Today, Long Beach Animal Care Services (ACS) will hold their annual Open House, where they traditionally present a report of their activities over the past year. Over the past 3 years, they have included a slide that reports that they have had over 5,000 adoptions/redemptions. You can see a larger version of this slide from last year’s Open House below.
What does ACS include in this number? Stayin’ Alive Long Beach, an initiative to increase the save rate of animals at the Long Beach animal shelter, asked ACS this question in a public records request. Here’s what ACS responded: They include a lot of different things – spcaLA adoptions, animals transferred to rescue organizations, animals returned to their owners and the adoptions and transfers of smaller animals, like rabbits and snakes. We understand reporting those numbers as part of the live release rate is important, and we at Stayin’ Alive agree with that.
While we at Stayin’ Alive Long Beach appreciate the return of a raccoon to the wild after rehabilitation as something that is both important and desirable, we don’t think most people would view this as an “adoption.”
While we think that it is good to transfer an animal to a place where he/she might be granted more time to find a home, we don’t think that most people would call this an “adoption.” Especially if that animal is transferred to a high-kill shelter.
There is no nice way to say that we think that ACS is not being entirely honest with the public when they say they had 5773 adoptions/redemptions in 2012. We think that ACS has a duty to the public to be transparent about what their numbers are. A shelter that has nothing to hide, hides nothing.
A review of the records provided to us by ACS reveals that ACS had 324 adoptions of companion animals and returned 1172 animals to their owners (the standard definition of “redemption”), which is a total of 1496 adoptions/redemptions in 2012. Of course, that number is nowhere near 5773. And we only found that out because we used the power of the California Public Records Act, which protects citizens’ rights to know what their government is doing. ACS does not give out that information willingly, and one can guess why.
We hope that the people of Long Beach will think about that. ACS, an agency with more than $6 million to spend every year, adopted out only 324 dogs and cats in one year.
That’s fewer than many small, private rescue organizations place in a year on a shoestring budget. Comparing apples to apples – that is, comparing one municipal shelter to another -- in the same year, the City of Sacramento adopted out 2427 dogs and cats – that’s nearly 8 times the number that ACS found homes for. In 2013, Sacramento increased their number of adoptions to 3,105.
Unless ACS has undergone a massive change in how they report their numbers, we expect the same slide will be shown today, with an even higher number of adoptions/redemptions than the 5700+ they reported last year.

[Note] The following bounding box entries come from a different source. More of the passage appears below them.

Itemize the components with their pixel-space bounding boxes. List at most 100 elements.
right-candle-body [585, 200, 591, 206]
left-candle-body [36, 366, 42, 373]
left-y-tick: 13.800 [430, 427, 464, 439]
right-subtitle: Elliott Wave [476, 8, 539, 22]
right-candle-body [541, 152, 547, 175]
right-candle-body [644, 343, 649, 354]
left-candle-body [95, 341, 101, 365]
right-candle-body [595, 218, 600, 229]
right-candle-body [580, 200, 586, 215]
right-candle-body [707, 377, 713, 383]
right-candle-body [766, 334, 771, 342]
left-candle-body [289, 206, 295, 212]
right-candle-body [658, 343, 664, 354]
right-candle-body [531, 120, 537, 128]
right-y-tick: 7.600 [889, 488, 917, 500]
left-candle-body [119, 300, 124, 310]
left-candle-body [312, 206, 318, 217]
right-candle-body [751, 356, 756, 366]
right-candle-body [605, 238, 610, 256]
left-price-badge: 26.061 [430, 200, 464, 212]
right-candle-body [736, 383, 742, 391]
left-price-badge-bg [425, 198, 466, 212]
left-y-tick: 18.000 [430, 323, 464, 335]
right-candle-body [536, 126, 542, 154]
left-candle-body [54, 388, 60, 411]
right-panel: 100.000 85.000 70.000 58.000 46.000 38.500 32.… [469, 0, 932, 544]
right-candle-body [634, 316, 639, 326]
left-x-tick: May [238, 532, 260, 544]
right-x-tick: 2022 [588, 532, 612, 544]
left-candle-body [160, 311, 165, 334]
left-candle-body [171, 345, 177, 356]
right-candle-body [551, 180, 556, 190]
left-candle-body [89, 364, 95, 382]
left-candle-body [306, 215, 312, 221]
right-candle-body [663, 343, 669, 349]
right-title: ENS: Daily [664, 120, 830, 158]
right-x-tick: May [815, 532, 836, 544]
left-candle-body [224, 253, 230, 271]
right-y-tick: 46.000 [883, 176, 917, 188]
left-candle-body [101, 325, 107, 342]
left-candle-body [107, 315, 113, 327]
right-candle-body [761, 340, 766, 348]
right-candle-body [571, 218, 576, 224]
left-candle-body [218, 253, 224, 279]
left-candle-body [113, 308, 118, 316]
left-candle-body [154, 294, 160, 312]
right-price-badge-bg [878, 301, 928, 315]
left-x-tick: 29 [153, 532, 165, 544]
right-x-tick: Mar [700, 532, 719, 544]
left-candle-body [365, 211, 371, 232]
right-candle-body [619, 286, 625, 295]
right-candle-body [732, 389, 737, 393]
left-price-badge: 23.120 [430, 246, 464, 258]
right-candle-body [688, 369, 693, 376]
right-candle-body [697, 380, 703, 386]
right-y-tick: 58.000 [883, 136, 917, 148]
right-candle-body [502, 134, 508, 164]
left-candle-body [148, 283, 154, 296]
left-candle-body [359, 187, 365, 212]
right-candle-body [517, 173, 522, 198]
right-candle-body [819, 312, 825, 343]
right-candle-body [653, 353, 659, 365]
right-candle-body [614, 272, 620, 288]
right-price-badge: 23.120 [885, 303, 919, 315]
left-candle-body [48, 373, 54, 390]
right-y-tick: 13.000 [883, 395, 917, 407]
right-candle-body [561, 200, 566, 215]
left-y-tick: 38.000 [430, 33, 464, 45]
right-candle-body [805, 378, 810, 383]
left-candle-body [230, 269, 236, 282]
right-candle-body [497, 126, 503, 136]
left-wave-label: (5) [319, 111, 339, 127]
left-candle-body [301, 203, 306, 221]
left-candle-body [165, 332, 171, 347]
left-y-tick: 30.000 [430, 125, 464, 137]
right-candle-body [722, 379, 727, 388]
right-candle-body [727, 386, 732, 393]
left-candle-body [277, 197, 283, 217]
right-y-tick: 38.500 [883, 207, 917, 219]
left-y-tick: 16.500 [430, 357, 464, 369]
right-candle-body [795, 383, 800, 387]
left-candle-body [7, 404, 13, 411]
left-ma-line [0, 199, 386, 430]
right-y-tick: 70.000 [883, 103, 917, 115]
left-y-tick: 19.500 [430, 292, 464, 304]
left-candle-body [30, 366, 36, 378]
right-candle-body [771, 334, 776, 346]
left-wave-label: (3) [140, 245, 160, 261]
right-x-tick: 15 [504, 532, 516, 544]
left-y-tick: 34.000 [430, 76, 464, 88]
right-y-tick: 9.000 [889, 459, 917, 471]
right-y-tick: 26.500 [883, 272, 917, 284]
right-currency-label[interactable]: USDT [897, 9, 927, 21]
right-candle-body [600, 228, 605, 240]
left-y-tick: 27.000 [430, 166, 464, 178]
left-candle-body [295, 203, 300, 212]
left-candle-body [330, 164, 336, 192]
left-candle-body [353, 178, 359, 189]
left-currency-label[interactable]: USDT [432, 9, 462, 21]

We hope that people who attend the meeting today will think about this when they see ACS put up this same slide, citing adoptions and redemptions in the thousands.
And please know that only 434 dogs and cats were adopted out by Long Beach Animal Care Services in 2013.
To each of those 4,382 animals that died last year at the point of a euthanasia needle because ACS does not pursue an adoption program to its full capacity, we owe at least this one thing: to tell the truth.